Quote Originally Posted by Landwalker
In addition to the obvious angle problem with this, there are others. First of all, only the front line or, at best, two lines could manage this, and everybody behind them would have to hold their pikes above the ground (e.g. overhead, as you see in M2TW). You will never convince me that even the strongest human could hold that position without giving ground to the impact of a huge warhorse in metal barding, carrying a big knight with metal armor. As for the poor mucks in the front two lines, in addition to crouching down (because we don't want to get any roadkill marks on the upper barding, you know), it would have been expensive and impractical to mass produce pikes that were entirely metal. You get a long wooden stick, maybe with a metal point.
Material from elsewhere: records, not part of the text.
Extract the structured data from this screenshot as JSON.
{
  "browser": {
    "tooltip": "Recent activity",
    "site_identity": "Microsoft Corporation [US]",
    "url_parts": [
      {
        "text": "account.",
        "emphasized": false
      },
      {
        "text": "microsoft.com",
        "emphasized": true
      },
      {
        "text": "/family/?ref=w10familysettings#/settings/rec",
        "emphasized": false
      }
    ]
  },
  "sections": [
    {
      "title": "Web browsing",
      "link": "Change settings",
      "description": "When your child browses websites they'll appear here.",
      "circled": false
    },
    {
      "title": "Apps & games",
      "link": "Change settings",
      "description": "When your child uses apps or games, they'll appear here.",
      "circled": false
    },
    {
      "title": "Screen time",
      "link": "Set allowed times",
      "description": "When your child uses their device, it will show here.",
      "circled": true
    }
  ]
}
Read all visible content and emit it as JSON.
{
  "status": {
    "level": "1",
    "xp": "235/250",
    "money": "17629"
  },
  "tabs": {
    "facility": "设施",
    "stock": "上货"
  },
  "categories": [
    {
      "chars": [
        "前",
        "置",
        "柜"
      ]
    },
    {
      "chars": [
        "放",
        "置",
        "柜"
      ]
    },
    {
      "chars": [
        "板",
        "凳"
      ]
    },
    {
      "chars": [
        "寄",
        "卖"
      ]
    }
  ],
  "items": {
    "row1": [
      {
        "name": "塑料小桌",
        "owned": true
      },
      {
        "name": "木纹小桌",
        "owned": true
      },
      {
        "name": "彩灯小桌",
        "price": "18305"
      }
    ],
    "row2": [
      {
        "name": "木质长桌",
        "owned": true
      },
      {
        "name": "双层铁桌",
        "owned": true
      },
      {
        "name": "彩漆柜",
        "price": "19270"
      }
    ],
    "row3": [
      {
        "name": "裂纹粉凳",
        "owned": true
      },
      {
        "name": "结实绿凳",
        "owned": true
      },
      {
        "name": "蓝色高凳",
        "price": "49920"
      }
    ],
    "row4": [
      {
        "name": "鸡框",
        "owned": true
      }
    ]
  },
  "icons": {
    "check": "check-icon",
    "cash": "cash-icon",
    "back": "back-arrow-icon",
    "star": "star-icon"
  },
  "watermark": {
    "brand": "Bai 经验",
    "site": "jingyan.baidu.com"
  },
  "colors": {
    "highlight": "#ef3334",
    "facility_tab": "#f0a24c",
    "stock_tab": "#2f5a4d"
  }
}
And when that knight hits you at that angle, your pointy stick is going to snap like a twig, so even if you do manage to kill anything, you now have no pointy stick, and you're still in the front line, so you're either going to get crushed by that dead horse, or mashed to a pulp by the one behind him, which in addition to not being dead no longer has to contend with your pointy stick (and could probably knock away the pointy stick of the guy behind you like a twig, since, as mentioned above, there's no way the guy could maintain that unbraced position with enough force to puncture metal barding).

Cheers.
Entirely metal pikes would probably break faster anyway. I'm not even sure if the wooden shaft of the pike would snap like a twig. Also this second horse you mention doesn't seem to be affected by the dead horse infront of him at all?

If pikemen where so bad at defending against cavalry charges then why were they used at all. Or why where they able to win battles against strong cavalry forces (the Scots against the English or the Flemish against the French for instance?).